In another study also the surface of sterilized mini-implants were analyzed by scanning electron microscopy to find out any deformation. The samples were tested after being drilled and removed in artificial bone for four times. Head deformation and distances between threads were also measured. They also reported no structural deformation and suggested that mini screws can tolerate at least four cycles of insertion, removal, and sterilization (26).

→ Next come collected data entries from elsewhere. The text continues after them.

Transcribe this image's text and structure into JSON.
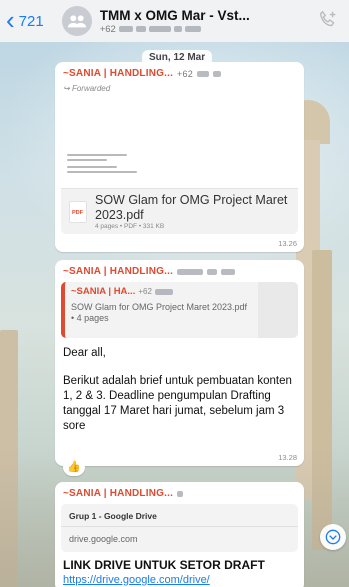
{
  "header": {
    "back_count": "721",
    "title": "TMM x OMG Mar - Vst...",
    "subtitle_prefix": "+62"
  },
  "date_label": "Sun, 12 Mar",
  "messages": [
    {
      "sender": "~SANIA | HANDLING...",
      "sender_phone": "+62",
      "forwarded": "Forwarded",
      "document": {
        "name": "SOW Glam for OMG Project Maret 2023.pdf",
        "meta": "4 pages • PDF • 331 KB",
        "type_tag": "PDF"
      },
      "time": "13.26"
    },
    {
      "sender": "~SANIA | HANDLING...",
      "quote": {
        "sender": "~SANIA | HA...",
        "sender_phone": "+62",
        "text": "SOW Glam for OMG Project Maret 2023.pdf • 4 pages"
      },
      "body": [
        "Dear all,",
        "Berikut adalah brief untuk pembuatan konten 1, 2 & 3. Deadline pengumpulan Drafting tanggal 17 Maret hari jumat, sebelum jam 3 sore"
      ],
      "time": "13.28",
      "reaction": "👍"
    },
    {
      "sender": "~SANIA | HANDLING...",
      "link_preview": {
        "title": "Grup 1 - Google Drive",
        "domain": "drive.google.com"
      },
      "text": "LINK DRIVE UNTUK SETOR DRAFT",
      "url": "https://drive.google.com/drive/"
    }
  ],
  "icons": {
    "back": "chevron-left-icon",
    "avatar": "group-avatar-icon",
    "call": "add-call-icon",
    "scroll": "chevron-down-icon"
  },
  "colors": {
    "accent": "#1a7cf2",
    "sender": "#e04a2f"
  }
}
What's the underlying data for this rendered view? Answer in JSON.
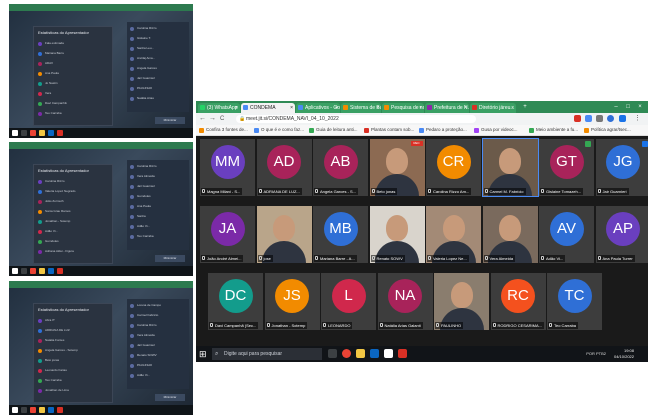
{
  "window": {
    "tabs": [
      {
        "label": "(3) WhatsApp",
        "color": "#25d366",
        "active": false
      },
      {
        "label": "CONDEMA",
        "color": "#4a8af4",
        "active": true
      },
      {
        "label": "Aplicativos - Go...",
        "color": "#4a8af4",
        "active": false
      },
      {
        "label": "Sistema de Ban...",
        "color": "#f28b00",
        "active": false
      },
      {
        "label": "Pesquisa de no...",
        "color": "#f28b00",
        "active": false
      },
      {
        "label": "Prefeitura de N...",
        "color": "#8e24aa",
        "active": false
      },
      {
        "label": "Diretório járeu...",
        "color": "#d93025",
        "active": false
      }
    ],
    "new_tab": "+",
    "controls": {
      "minimize": "–",
      "maximize": "□",
      "close": "×"
    }
  },
  "address_bar": {
    "back": "←",
    "forward": "→",
    "reload": "C",
    "url": "meet.jit.si/CONDEMA_NAVI_04_10_2022",
    "lock": "🔒"
  },
  "bookmarks": [
    "Confira 3 fontes de...",
    "O que é e como faz...",
    "Guia de leitura anti...",
    "Plantas contam sob...",
    "Pedaro a proteção...",
    "Gusa por videoc...",
    "Meio ambiente a fu...",
    "Política agrar/tsec..."
  ],
  "meeting": {
    "logo": "jitsi",
    "recording_label": "REC",
    "participants": [
      {
        "initials": "MM",
        "name": "Magna Milani - S...",
        "color": "#6a3fbf",
        "video": false
      },
      {
        "initials": "AD",
        "name": "ADRIANA DE LUZ...",
        "color": "#a8235a",
        "video": false
      },
      {
        "initials": "AB",
        "name": "Angela Garces - S...",
        "color": "#a8235a",
        "video": false
      },
      {
        "initials": "",
        "name": "Beto jonas",
        "color": "#8c6a52",
        "video": true
      },
      {
        "initials": "CR",
        "name": "Carolina Rizzo Am...",
        "color": "#f28b00",
        "video": false
      },
      {
        "initials": "",
        "name": "Carmel M. Fabrício",
        "color": "#6b5a4a",
        "video": true
      },
      {
        "initials": "GT",
        "name": "Gislaine Tomazeh...",
        "color": "#a8235a",
        "video": false
      },
      {
        "initials": "JG",
        "name": "Jair Guarnieri",
        "color": "#2f6fd6",
        "video": false
      },
      {
        "initials": "JA",
        "name": "João André Almei...",
        "color": "#7b2aa8",
        "video": false
      },
      {
        "initials": "",
        "name": "jose",
        "color": "#b9a58a",
        "video": true
      },
      {
        "initials": "MB",
        "name": "Mariana Barre - A...",
        "color": "#2f6fd6",
        "video": false
      },
      {
        "initials": "",
        "name": "Renato SOWV",
        "color": "#d9d4cc",
        "video": true
      },
      {
        "initials": "",
        "name": "Valeria Lopez Ne...",
        "color": "#a38a76",
        "video": true
      },
      {
        "initials": "",
        "name": "Vera Almeida",
        "color": "#7a6a5d",
        "video": true
      },
      {
        "initials": "AV",
        "name": "Adão Vi...",
        "color": "#2f6fd6",
        "video": false
      },
      {
        "initials": "AP",
        "name": "Ana Paula Turrer",
        "color": "#6a3fbf",
        "video": false
      },
      {
        "initials": "DC",
        "name": "Davi Campanhã (Sec...",
        "color": "#139c8c",
        "video": false
      },
      {
        "initials": "JS",
        "name": "Jonathan - Sotemp",
        "color": "#f28b00",
        "video": false
      },
      {
        "initials": "L",
        "name": "LEONARDO",
        "color": "#d0284c",
        "video": false
      },
      {
        "initials": "NA",
        "name": "Natália Arias Galanti",
        "color": "#a8235a",
        "video": false
      },
      {
        "initials": "",
        "name": "PAULINHO",
        "color": "#8a7d6e",
        "video": true
      },
      {
        "initials": "RC",
        "name": "RODRIGO CESARIMA...",
        "color": "#f4511e",
        "video": false
      },
      {
        "initials": "TC",
        "name": "Teo Carraba",
        "color": "#2f6fd6",
        "video": false
      }
    ]
  },
  "taskbar": {
    "start": "⊞",
    "search_placeholder": "Digite aqui para pesquisar",
    "time": "19:08",
    "date": "04/10/2022",
    "lang": "POR PTB2"
  },
  "thumbnails": [
    {
      "panel_title": "Estatísticas do Apresentador",
      "button_label": "Minimizar",
      "rows": [
        "Fala estimada",
        "Mariana Barre",
        "ADAV",
        "Ana Paula",
        "Jo Nastin",
        "Vera",
        "Davi Campanhã",
        "Teo Carraba"
      ],
      "right_rows": [
        "Carolina Rizzo",
        "Gislaine T.",
        "Sanha Leu...",
        "Ancilaj Ama...",
        "Angela Garces",
        "Jair Guarnieri",
        "PAULINHO",
        "Natália Arias"
      ]
    },
    {
      "panel_title": "Estatísticas do Apresentador",
      "button_label": "Minimizar",
      "rows": [
        "Carolina Rizzo",
        "Valeria Lopez Negrado",
        "João Zurmuth",
        "Sonia Grau Ramos",
        "Jonathan - Sotemp",
        "Adão Vi...",
        "Gumdoles",
        "Adriana Aldei - Figura"
      ],
      "right_rows": [
        "Carolina Rizzo",
        "Vera Almeida",
        "Jair Guarnieri",
        "Gumdoles",
        "Ana Paula",
        "Sanha",
        "Adão Vi...",
        "Teo Carraba"
      ]
    },
    {
      "panel_title": "Estatísticas do Apresentador",
      "button_label": "Minimizar",
      "rows": [
        "Abra IT",
        "ADRIANA DE LUZ",
        "Natalia Fontes",
        "Angela Garces - Sotemp",
        "Beto jonas",
        "Leonardo Farias",
        "Teo Carraba",
        "Jonathan de Lima"
      ],
      "right_rows": [
        "Lorena de Campo",
        "Carmel Fabrício",
        "Carolina Rizzo",
        "Vera Almeida",
        "Jair Guarnieri",
        "Renato SOWV",
        "PAULINHO",
        "Adão Vi..."
      ]
    }
  ]
}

In the study of El-Wassefy et al. who compared the three methods of sterilization (autoclave, Ultraviolet, and Gamma ray), the scanning electron microscopy (SEM) did not show any significant changes in the topography of mini screws. However, it was reported that the surfaces of screws got smoother and their tips was not as sharp as the new ones. They also mentioned some abrasion marks which might be the result of the insertion-removal procedure. Histologically, the authors recommended the autoclave method better than the other two for mini screw sterilization. Although, they believed that sterilized mini screws would never be the same as new ones in the issue of surface morphologic, ion release, and histologic cell response (24).

4. Conclusions

- Sterilizing the temporary anchorage devices seems not to affect the mechanical properties of the devices according to the following tests: penetration resistance test, surface roughness test, traction test, bending test, static traction test, fracture torque test, micro-hardness test, and instrumented indentation test. According to many studies, the two factors of TAD manufacturer (commercial brand) and the size of TAD (diameter and length) are the main factors affecting the mechanical characteristics of TADs.

- Regarding the primary stability and clinical success rate of sterilized temporary anchorage devices, very few studies are available (on synthetic blocks of bone or animal bones). According to available data, sterilized TADs were as stable as the original ones. However, these studies only considered very short duration. (not more than one month has been reported yet.) Not any randomized clinical trial had yet considered this issue. It is recommended for further studies to compare the success rate of sterilized TADs in clinical set-up although, it could be quite difficult to design such clinical studies due to ethical affairs and multiple interfering factors.

- Histologic and microscopic evaluations revealed that mostly retrieved TAD showed some microscopic alterations in their surface morphology including loss of gloss, loss of sharpness, and precipitation of materials which can be the result of the insertion and removal process, exposure to biological fluid in oral tissue or sterilization cycles.

- There is a high variety in the available studies’ methodology, in the terms of the applied TADs, mechanical tests, materials in which TADs are inserted, the number of sterilization cycles, and the sterilization protocols which make it difficult to reach a clear outcome regarding the effect of sterilization on the clinical success of temporary anchorage devices. These factors make further well-designed study and a subsequent systematic review on this issue necessary.